Extra! Extra! How do you solve a problem like Detroit? First, says Michael D. LaFaive, director of the Morey Fiscal Policy Initiative, look to Pontiac. When cities are in financial straits, privatizing city functions to improve service and cut costs is a great place to start. Detroit and Pontiac face unique challenges and hold varied assets, but the way to fiscal stability is putting the taxpayers first.
_________________________
The people of Detroit, including its retirees and bondholders, are justifiably nervous about how the city’s bankruptcy will disturb their bottom lines.
Kevyn Orr, Detroit’s emergency manager, has taken sound steps to fix Detroit’s financial fundamentals through spending cuts, management fixes and asset sales, but bolder action is required to protect citizens and improve public services.
To do so, Detroit should look to the city of Pontiac, whose revolutionized government has recovered decades of lost fiscal ground through sound economic reform.
In the last four years, two governors appointed three emergency managers for the city of Pontiac. Lou Schimmel, the third EM appointed in the city, completed his tenure in August. Schimmel worked under laws that gave him far more power far longer than previous EMs, which made it easier to make important fiscal changes and improve services, too.
When the state began appointing EMs in 2009, Pontiac’s 2008 audited General Fund budget was $54.2 million. By the time Schimmel took over in 2011, it had dropped to $42 million. His efforts lowered that figure again for fiscal 2013 to an audited budget projected to be just $30.6 million; a total decline of 43.5 percent.
Schimmel sold off and monetized other assets to reduce debt and avoid a court imposed property tax increase. Some of the sales included ($55 million) for unused water and sewer capacity; a city-owned theatre ($135,000); a golf course ($700,000); old public works equipment ($1.5 million) and assorted vacant lots. Most of the sold property now produce tax revenue for the city. Schimmel previously was director of municipal finance at the Mackinac Center.
Public safety was improved through competitive contracting of police, fire, 911-dispatch and ambulance services. The contract for policing with Oakland County and fire with Waterford Twp. is saving $5.8 million each year while improving response times.
According to Undersheriff Michael McCabe of the Oakland County Sheriff’s office, police response times in Pontiac plummeted from longer than 76 minutes in 2010 to 6 minutes, 22 seconds in 2013. There are 25 more police officers patrolling Pontiac now, too. Waterford has also invested $548,000 from its own resources improving Pontiac fire stations, according to Fire Chief Ron Spears.
The city of Pontiac now also is contracting out for trash collection, cemetery management, insurance administration, animal control, street light maintenance and more. In effect, Schimmel has turned Pontiac into a contract city, where most services are provided under contract instead of through city staff. Since fiscal year 2009, official city employment dropped from 495 to a proposed 20, excluding district court employees.
Detroit presents unique challenges and implementing all of Pontiac’s reforms may not be possible, but it is worth exploring. After all, Detroit has unique opportunities, too, such as its great location, access to engineering talent, history, generous foundations and saleable assets.
So what would the savings look like in Detroit if they shaved the budget like in Pontiac? If Kevyn Orr, through aggressive asset sales, competitive contracting and ending unnecessary services, could reduce the city’s $1.1 billion general fund spending by 43.5 percent, the city would save $478.5 million.

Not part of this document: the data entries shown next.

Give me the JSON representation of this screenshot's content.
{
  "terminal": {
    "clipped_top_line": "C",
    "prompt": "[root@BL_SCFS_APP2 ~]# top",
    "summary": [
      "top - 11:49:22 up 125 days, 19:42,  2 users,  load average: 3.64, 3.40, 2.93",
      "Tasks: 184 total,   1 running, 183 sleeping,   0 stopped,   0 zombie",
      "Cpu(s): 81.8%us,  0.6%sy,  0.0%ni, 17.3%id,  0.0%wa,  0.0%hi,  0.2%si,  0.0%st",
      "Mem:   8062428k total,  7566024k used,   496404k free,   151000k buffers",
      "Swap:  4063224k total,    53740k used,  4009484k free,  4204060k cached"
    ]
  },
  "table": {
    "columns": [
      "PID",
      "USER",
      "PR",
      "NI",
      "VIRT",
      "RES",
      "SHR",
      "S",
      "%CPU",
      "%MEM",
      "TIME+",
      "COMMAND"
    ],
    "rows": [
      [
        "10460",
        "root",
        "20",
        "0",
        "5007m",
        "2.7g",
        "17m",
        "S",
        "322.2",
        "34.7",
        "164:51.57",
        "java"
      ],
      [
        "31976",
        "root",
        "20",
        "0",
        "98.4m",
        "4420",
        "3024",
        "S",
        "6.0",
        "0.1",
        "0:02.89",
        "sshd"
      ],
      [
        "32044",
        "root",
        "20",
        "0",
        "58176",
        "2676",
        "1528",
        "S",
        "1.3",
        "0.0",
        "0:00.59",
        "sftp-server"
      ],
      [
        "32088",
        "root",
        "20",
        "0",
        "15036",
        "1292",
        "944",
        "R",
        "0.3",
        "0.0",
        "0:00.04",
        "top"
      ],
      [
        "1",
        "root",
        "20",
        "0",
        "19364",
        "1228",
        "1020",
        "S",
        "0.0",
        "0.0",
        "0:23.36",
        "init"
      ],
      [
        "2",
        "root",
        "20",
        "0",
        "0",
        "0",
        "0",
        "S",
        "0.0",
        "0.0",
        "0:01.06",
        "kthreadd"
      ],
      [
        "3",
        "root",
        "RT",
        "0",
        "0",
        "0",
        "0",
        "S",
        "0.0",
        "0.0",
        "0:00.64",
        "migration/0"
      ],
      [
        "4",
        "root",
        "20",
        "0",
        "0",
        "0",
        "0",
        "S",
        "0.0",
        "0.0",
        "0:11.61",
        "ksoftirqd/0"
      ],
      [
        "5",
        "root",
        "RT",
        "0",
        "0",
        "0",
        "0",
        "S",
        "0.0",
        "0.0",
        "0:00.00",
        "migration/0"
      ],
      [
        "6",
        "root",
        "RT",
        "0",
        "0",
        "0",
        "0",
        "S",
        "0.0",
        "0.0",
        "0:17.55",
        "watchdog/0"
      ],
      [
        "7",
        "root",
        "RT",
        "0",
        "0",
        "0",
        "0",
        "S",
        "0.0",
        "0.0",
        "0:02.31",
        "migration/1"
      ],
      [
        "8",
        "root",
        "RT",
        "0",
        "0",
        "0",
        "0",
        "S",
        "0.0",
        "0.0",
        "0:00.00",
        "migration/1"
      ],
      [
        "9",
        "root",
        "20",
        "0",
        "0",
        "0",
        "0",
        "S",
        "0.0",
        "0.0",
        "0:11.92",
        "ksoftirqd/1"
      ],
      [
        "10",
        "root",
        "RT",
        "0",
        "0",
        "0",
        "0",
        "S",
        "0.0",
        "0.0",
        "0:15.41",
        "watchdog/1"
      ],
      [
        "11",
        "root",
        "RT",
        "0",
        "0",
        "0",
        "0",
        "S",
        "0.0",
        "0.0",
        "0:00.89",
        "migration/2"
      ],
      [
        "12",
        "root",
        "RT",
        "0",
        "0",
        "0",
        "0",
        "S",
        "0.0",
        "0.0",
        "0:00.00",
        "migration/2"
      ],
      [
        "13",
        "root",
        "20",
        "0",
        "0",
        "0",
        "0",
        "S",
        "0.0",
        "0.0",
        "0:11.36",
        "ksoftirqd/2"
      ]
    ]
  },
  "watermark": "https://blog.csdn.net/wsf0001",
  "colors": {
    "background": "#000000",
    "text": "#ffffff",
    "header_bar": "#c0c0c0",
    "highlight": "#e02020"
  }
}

The city dedicated $461.6 million to debt service and pension contributions in 2012, according to Orr’s 2013 Proposal to Creditors. In other words, the savings listed above would cover recent costs, at least theoretically. The total costs for pensions and creditors are scheduled to grow, but that increase could be offset with proceeds from asset sales, especially over time.
Pontiac’s reforms cannot simply be superimposed on Detroit, and Orr may well be prepared to sell assets and contract out. But by adopting Pontiac’s strategy to analyze the city’s unique opportunities for privatizing potential tax revenue, as well as dousing waste and neglect, Orr can help leave no stone unturned in revitalizing the city.
Orr’s report to creditors listed the possibility of selling some city assets such as parking garages, but more could be done. The sale of Belle Isle alone could have generated hundreds of millions to the city if only the idea had been taken up. Competitive contracting needs to be done more aggressively, too.
To Orr’s credit, his team has negotiated a new collective bargaining agreement with Detroit’s emergency medical (ambulance) services. Why not just contract out with a private vendor as is now done in Pontiac? There does not seem to be an interest in intergovernmental contracting for police or fire services, either, but these could represent tremendous areas for saving.
Pontiac isn’t far away from Detroit geographically. It shouldn’t be so distant on Detroit’s reform idea agenda either.